Os distúrbios mentais costumam submeter seus portadores a situações de grande angústia, capazes de arruinar sua vida. Nos últimos tempos, a psiquiatria tem se debruçado sobre uma alteração que, às vezes, age de forma oposta: contribui para o sucesso pessoal e profissional do portador. A alteração chama-se hipomania, uma variante suave do transtorno bipolar, no qual o paciente alterna períodos de euforia com outros de depressão. Nos casos clássicos de transtorno bipolar, as mudanças de comportamento representam alto risco para o portador. Na euforia, ele se torna violento, perde a noção de realidade e toma atitudes bizarras ou perigosas. Quase sempre acaba internado, quando então mergulha numa depressão profunda que pode levar a atitudes suicidas. Nos hipomaníacos, o processo é diferente. A euforia se manifesta de forma consciente, é constante e, de modo geral, direcionada para atitudes produtivas. Pode durar meses, anos ou a vida inteira. Não há distorção grave da realidade e a depressão se resume a crises amenas, não muito diferentes daquelas a que qualquer pessoa está sujeita. Resultado: o distúrbio trabalha muitas vezes a favor de seu portador, dando a ele uma energia e um otimismo incomuns diante das situações do dia-a-dia. Calcula-se que pelo menos 6% da população mundial seja hipomaníaca.
É fácil reconhecer o hipomaníaco. No trabalho ou no convívio social, é aquele sujeito que parece ligado na tomada. Fala, pensa e age mais rápido que os demais. Dorme pouco, mas está sempre disposto, entusiasmado e cheio de idéias. Confiante, fala em projetos grandiosos. Faz várias coisas ao mesmo tempo e dá conta de todas elas. Em geral, os hipomaníacos são os mais populares da turma ou os “queridinhos” do chefe. Em muitos casos, são os próprios chefes. Esse é o lado bom da hipomania. As mesmas características levam os hipomaníacos a tomar atitudes que os prejudicam. Sua confiança sem limites faz com que reajam mal ao ser contrariados, mesmo em assuntos de pouca importância. Em casos extremos, sentem-se perseguidos por quem não concorda com suas opiniões. Tendem a assumir riscos exagerados, inclusive de vida. São propensos a comportamentos compulsivos, como gastar demais ou beber em excesso. “Os casamentos dos hipomaníacos costumam durar pouco”, informa a psiquiatra Dóris Moreno, do Hospital das Clínicas de São Paulo. “É difícil conviver com alguém cuja autoconfiança é ilimitada e que não gosta de ser contrariado”, ela completa.

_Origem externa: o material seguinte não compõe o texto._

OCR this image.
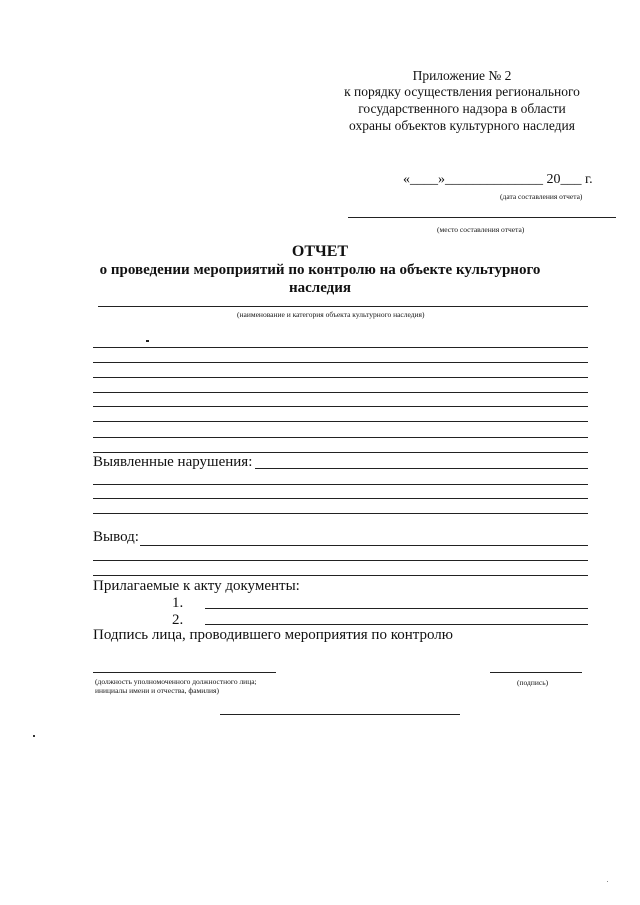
Приложение № 2
к порядку осуществления регионального
государственного надзора в области
охраны объектов культурного наследия
«____»______________ 20___ г.
(дата составления отчета)
(место составления отчета)
ОТЧЕТ
о проведении мероприятий по контролю на объекте культурного
наследия
(наименование и категория объекта культурного наследия)
Выявленные нарушения:
Вывод:
Прилагаемые к акту документы:
1.
2.
Подпись лица, проводившего мероприятия по контролю
(должность уполномоченного должностного лица;	(подпись)
инициалы имени и отчества, фамилия)
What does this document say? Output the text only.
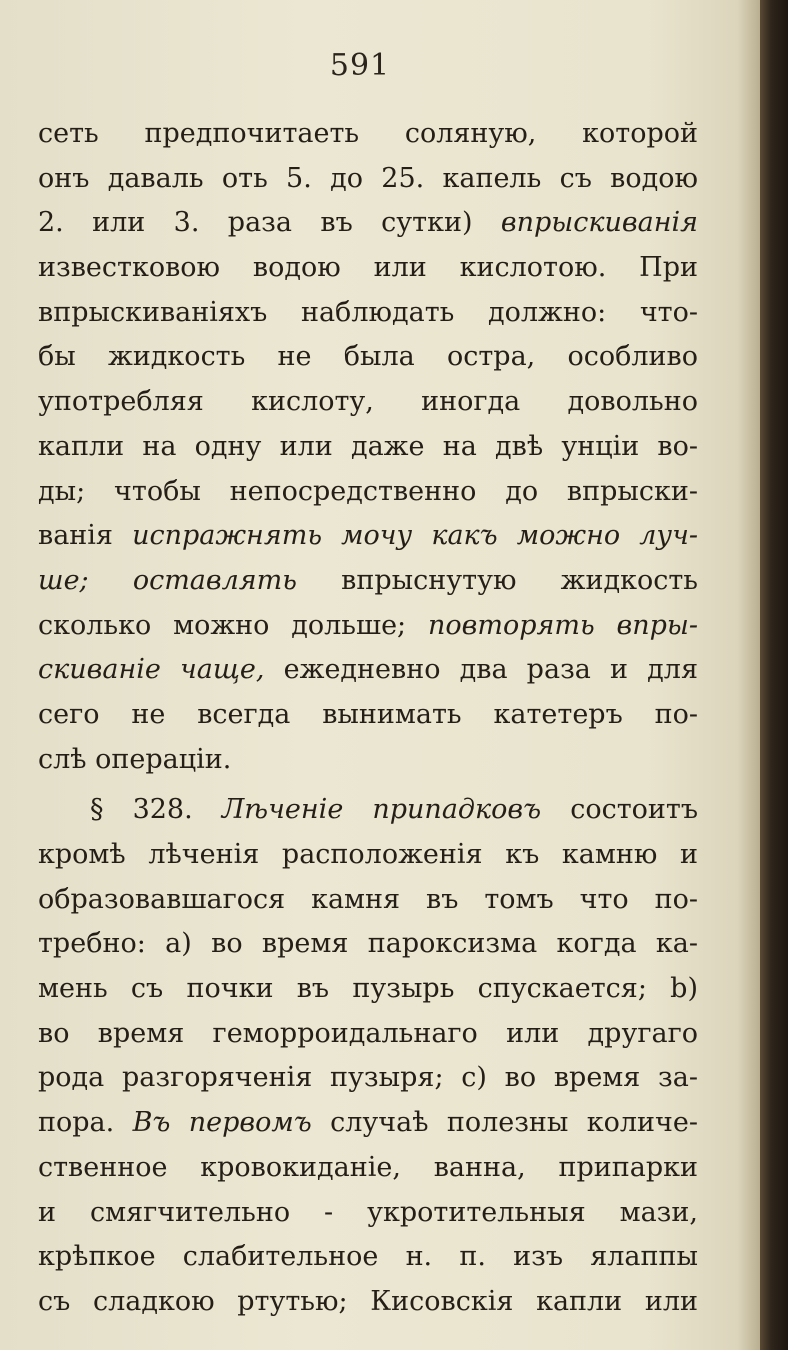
591
сеть предпочитаеть соляную, которой
онъ даваль оть 5. до 25. капель съ водою
2. или 3. раза въ сутки) впрыскиванія
известковою водою или кислотою. При
впрыскиваніяхъ наблюдать должно: что-
бы жидкость не была остра, особливо
употребляя кислоту, иногда довольно
капли на одну или даже на двѣ унціи во-
ды; чтобы непосредственно до впрыски-
ванія испражнять мочу какъ можно луч-
ше; оставлять впрыснутую жидкость
сколько можно дольше; повторять впры-
скиваніе чаще, ежедневно два раза и для
сего не всегда вынимать катетеръ по-
слѣ операціи.
§ 328. Лѣченіе припадковъ состоитъ
кромѣ лѣченія расположенія къ камню и
образовавшагося камня въ томъ что по-
требно: а) во время пароксизма когда ка-
мень съ почки въ пузырь спускается; b)
во время геморроидальнаго или другаго
рода разгоряченія пузыря; c) во время за-
пора. Въ первомъ случаѣ полезны количе-
ственное кровокиданіе, ванна, припарки
и смягчительно - укротительныя мази,
крѣпкое слабительное н. п. изъ ялаппы
съ сладкою ртутью; Кисовскія капли или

Um livro recém-lançado nos Estados Unidos procura demonstrar que a hipomania está por trás dos feitos de muitos personagens célebres em todas as áreas do conhecimento. Em The Hypomanic Edge – The Link Between (a Little) Craziness and (a Lot of) Success in America (Os Limites da Hipomania – A Ligação entre (um pouco de) Loucura e (muito) Sucesso na América), o psiquiatra John D. Gartner, da Universidade Johns Hopkins, argumenta que a maioria dos empreendedores que fizeram a história dos Estados Unidos era hipomaníaca – a começar pelo próprio descobridor da América, o navegador genovês Cristóvão Colombo. Ele cultivava uma fé quase irracional em si mesmo. Também costumava ouvir vozes divinas falando-lhe sobre a viagem do descobrimento. “Como uma mão que podia ser sentida, Deus mostrou-me que era possível fazer a viagem e me encorajou a completar o projeto”, escreveu Colombo à corte espanhola em 1500. Segundo Gartner, 39% dos hipomaníacos relatam presságios divinos ou sentem-se impulsionados por vozes internas. O americano Henry Ford, pioneiro da indústria automobilística, citado no livro como um hipomaníaco histórico, tinha como mantra o seguinte raciocínio: “Tudo pode sempre ser feito mais rápido”. Não por acaso, Ford inventou também a linha de montagem, que reduziu drasticamente o tempo de produção de seus veículos.
Entre os contemporâneos analisados no livro de Gartner está o geneticista americano Craig Venter, um dos maiores cientistas da atualidade, chefe da equipe que concluiu o mapeamento do genoma humano em 2000. Venter concordou em se submeter a testes conduzidos pelo psiquiatra e, ao final, admitiu ser hipomaníaco. “Durante toda a vida me achei meio amalucado. Tinha tantas idéias grandiosas que era difícil manter o foco em uma delas. Mas sempre tive esse senso de grandeza, sabia que ocuparia um lugar importante na história”, disse Venter a Gartner. Para os hipomaníacos, o céu é o limite.